Ainda que Coco Gauff tenha sacudido dos ombros com classe e a maior das calmas a pressão da menina prodigiosa que já era aos 12 anos, quando venceu o Orange Bowl, uma espécie de Grand Slam para os jovens tenistas, isso não quer dizer que não tenha sido criada desde criança para este momento.

Os pais, Candi e Corey, foram bons atletas universitários, ela na ginástica e atletismo, ele no basquetebol. Nascida em Delray Beach, Flórida, de onde os pais também são naturais, a família passou os primeiros anos em Atlanta até regressarem de novo à Flórida onde perspetivavam mais oportunidades e condições para o treino de Gauff. Coco ainda jogou basquetebol, mas, mais dada a desportos individuais, decidiu que queria ser tenista depois de ver Serena Williams bater Dinara Safina na final do Open da Austrália em 2009.

Tim Clayton - Corbis

Na Flórida, Coco passou a ser treinada pelo pai e estudava em casa com a supervisão da mãe. Aos 11 anos, entrou no programa da Champ’seed Foundation, criada por Patrick Mouratoglou com o objetivo de ajudar financeiramente jovens tenistas com poucas possibilidades económicas, o que lhe permitiu treinar-se na academia francesa do técnico que na altura trabalhava com Serena Williams. Aos 13 anos e cinco meses, Gauff tornou-se na tenista mais jovem a chegar à final de juniores do US Open. Meses mais tarde, venceria o torneio júnior de Roland-Garros.

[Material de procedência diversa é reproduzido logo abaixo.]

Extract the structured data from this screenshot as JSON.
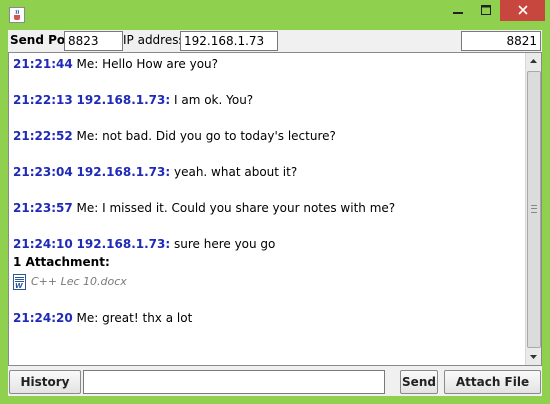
{
  "window": {
    "icon": "java-cup-icon",
    "controls": {
      "minimize": "—",
      "maximize": "□",
      "close": "×"
    }
  },
  "connection": {
    "send_port_label": "Send Port",
    "send_port_value": "8823",
    "ip_label": "IP address",
    "ip_value": "192.168.1.73",
    "listen_port_value": "8821"
  },
  "chat": {
    "messages": [
      {
        "time": "21:21:44",
        "sender": "Me:",
        "text": "Hello How are you?"
      },
      {
        "time": "21:22:13",
        "sender": "192.168.1.73:",
        "text": "I am ok. You?"
      },
      {
        "time": "21:22:52",
        "sender": "Me:",
        "text": "not bad. Did you go to today's lecture?"
      },
      {
        "time": "21:23:04",
        "sender": "192.168.1.73:",
        "text": "yeah. what about it?"
      },
      {
        "time": "21:23:57",
        "sender": "Me:",
        "text": "I missed it. Could you share your notes with me?"
      },
      {
        "time": "21:24:10",
        "sender": "192.168.1.73:",
        "text": "sure here you go"
      },
      {
        "time": "21:24:20",
        "sender": "Me:",
        "text": "great! thx a lot"
      }
    ],
    "attachment": {
      "title": "1 Attachment:",
      "file_name": "C++ Lec 10.docx",
      "icon": "word-document-icon"
    }
  },
  "bottom": {
    "history_label": "History",
    "message_value": "",
    "send_label": "Send",
    "attach_label": "Attach File"
  },
  "colors": {
    "frame": "#8fd14f",
    "timestamp": "#1f2ab8",
    "close_button": "#c7463d"
  }
}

Hoje, talvez fruto do seu caminho feito sem a sofreguidão própria de quem sabe que a vida de tenista deve ser uma maratona e não um fugaz sprint, os pensamentos de grandeza de Gauff estão não ausentes, mas mais longínquos. A menina que antes dizia não querer ser a nova Serena Williams mas sim a primeira Coco Gauff parece hoje muito mais relaxada na hora de abraçar as comparações com a vencedora de 23 títulos em torneios do Grand Slam. “Estar em qualquer frase onde ela também está é fantástico”, sublinhou, depois de esmagar Jelena Ostapenko nos quartos de final do US Open, tornando-se de permeio na primeira adolescente norte-americana a chegar às meias-finais do torneio depois de Williams. “Quer dizer… ela é a melhor jogadora de todos os tempos e eu não estou nem de perto, nem de longe nesse patamar. Fico mesmo honrada por estar na mesma frase que ela”, continuou.

E isto também é maturidade, vinda de uma miúda que não tem medo de admitir o peso que noutros tempos as expectativas tiveram em si. Que é uma voz ativa na defesa da comunidade LGBTQ+, dos direitos dos afro-americanos e contra a violência armada no seu país. Mais do que títulos e glórias, Gauff fica feliz por ser “uma boa pessoa”, como sublinhou há um ano em Roland-Garros.

Nos últimos tempos, Gauff diz estar a juntar a “resistência mental” à física que já tinha, o que lhe tem permitido não quebrar em situações de enorme stress. Desde a surpreendente eliminação na 1.ª ronda de Wimbledon, ainda não perdeu qualquer encontro e ganhou dois torneios. Não foi abaixo e está no seu momento mais brilhante.

Para este processo de crescimento gradual, que no domingo poderá ter o seu ponto alto, ajudará também que, agora, os pais de Coco possam ser “apenas pais”, como referiu - e não treinadores e professores. Eles fizeram o seu trabalho e, aparentemente, fizeram-no bem. Para Coco Gauff parecia que ia ser tudo, em todo o lado e ao mesmo tempo. Mas, para um ténis norte-americano que desesperadamente procura novas estrelas depois do adeus de Serena - e que tem Ben Shelton nas meias-finais masculinas -, poderá muito bem ser muito, em muitos lados, durante muito tempo, o que é bastante melhor.